Julio González reta a Picasso en la Fundación Mapfre
El año Picasso arranca en España con una impresionante muestra que explora los caminos paralelos que recorrieron los dos artistas y profundiza en la colaboración que entablaron entre 1928 y 1932, cuando trabajaron para diseñar el monumento funerario de Guillaume Apollinaire
Creada:
Última actualización:
Julio González era un hombre de docilidades más que de exaltaciones, que conjugaba afinidades izquierdistas con la lectura de la Biblia. Uno de esos genios que España suele dejar correr y a menudo olvida festejar como debería. Cuando falleció, de manera repentina, en Arcueil, el 27 de marzo de 1942, Pablo Picasso acudió a su funeral. En el camino, el pintor reparó en un sillón de bicicleta que sobresalía en la cuneta. Aquella imagen, de evidentes desolaciones y cierto barroquismo contenido, permaneció con él durante la celebración de las exequias. A la vuelta, se dice, detuvo el automóvil en el que viajaba, descendió y recogió la pieza. Con un manillar, convirtió aquel fragmento de herrumbre en una cabeza de toro. Un afortunado rapto de inspiración que le permitió idear una afortunada «vanitas» en homenaje a su amigo.

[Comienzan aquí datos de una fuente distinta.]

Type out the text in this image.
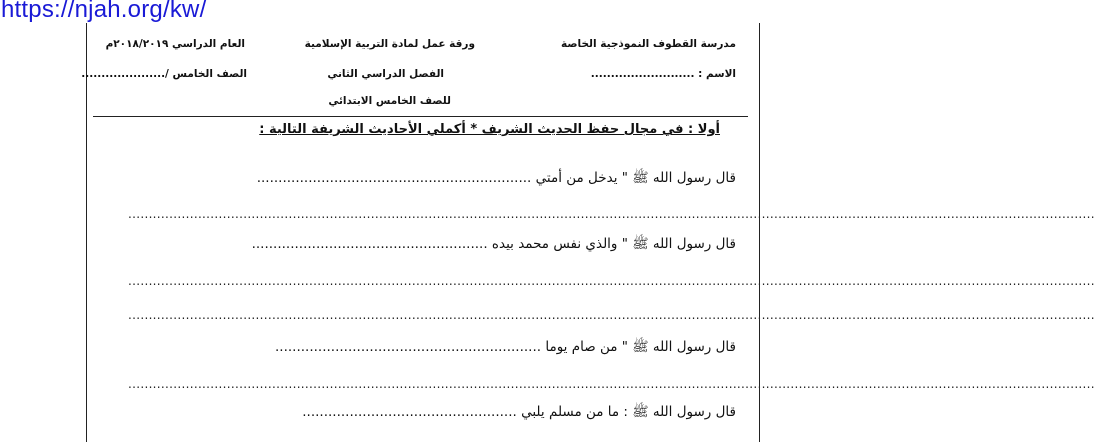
https://njah.org/kw/
مدرسة القطوف النموذجية الخاصة
ورقة عمل لمادة التربية الإسلامية
العام الدراسي ٢٠١٨/٢٠١٩م
الاسم : ..........................
الفصل الدراسي الثاني
الصف الخامس /.....................
للصف الخامس الابتدائي
أولا : في مجال حفظ الحديث الشريف * أكملي الأحاديث الشريفة التالية :
قال رسول الله ﷺ " يدخل من أمتي ................................................................
...........................................................................................................................................................................................................................................
قال رسول الله ﷺ " والذي نفس محمد بيده .......................................................
...........................................................................................................................................................................................................................................
...........................................................................................................................................................................................................................................
قال رسول الله ﷺ " من صام يوما ..............................................................
...........................................................................................................................................................................................................................................
قال رسول الله ﷺ : ما من مسلم يلبي ..................................................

A Julio González y Pablo Picasso los unió, en una de las colaboraciones de la historia del arte más singulares, una particular empresa: el monumento funerario en honor al poeta Guillaume Apollinaire. Comenzaron a trabajar en su diseño en 1928, pero ya entonces acumulaban a sus espaldas los desencuentros, enfados y ligazones de las amistades más perdurables. Aunque los dos arrastraban en su estilo aritméticas opuestas, ambos provenían de parecidos manantiales creativos. El ambiente que rodeaba Els Quatre Gats de Barcelona, su oposición a la mirada idealizada hacia la modernidad de Rusiñol y Ramón Casas, su afinidad al miserabilismo, una corriente que conjugaba simbolismo y espiritismo, y que mostraba una querencia evidente hacia los ciudadanos que ocupaban los escalones más desfavorecidos de la sociedad. Un resuello, de evidentes acentos políticos, que alentó la pintura azul del malagueño y permeó la pintura del futuro escultor con gitanas y figuras de mujeres desclasadas.
Julio González se deshizo pronto del taller de metalistería de su padre para emprender en París, donde se instaló unos años antes que Picasso. Sus destinos eran dos caminos abocados a cruzarse de manera intermitente. Uno desarrollaría la desestructuración que se había hecho de la pintura, el cubismo, y el otro, acometería desmaterialización de las figuras después de haber aprendido a soldar acero durante los meses que trabajó como empleado en una fábrica de Renault. La admiración mutua que se debían cristalizó en aquellos cuatro años que van desde 1928 hasta 1932. Picasso no sabía trabajar el hierro, pero, como él mismo confesaría, los materiales pesados «en manos de Julio González eran tan dúctiles como la mantequilla».
Rompiendo tópicos
Los dos emprendieron así la elaboración de una serie de esculturas, que partían del diseño de Picasso y que se concretaban en manos de Julio González. Una relación que ahora explica la Fundación Mapfre en «Julio González, Pablo Picasso y la desmaterialización de la escultura», la muestra española que inaugura el año Picasso en nuestro país y el último gran proyecto expositivo que dejó el historiador y comisario Tomás Llorens. El núcleo del recorrido, cuenta con piezas excepcionales, como «Mujer en el jardín» (1930), procedente del Museo Picasso de París, que no cuenta apenas con dibujos preparatorios y la obra más satisfactoria para homenajear a Apollinaire; «La mujer peinándose» (1931), una de las piezas más excepcionales de Julio González y para muchos la efigie fundacional de la escultura del siglo XX; «Gran maternidad» (1931-1932), definido como un «dibujo en el espacio», también de este creador, que supone el culmen de la conceptualización, o, por último, los tanteos para la talla de una nueva «Monserrat» en la que trabajaba Julio González cuando murió y que nunca llegó a completar.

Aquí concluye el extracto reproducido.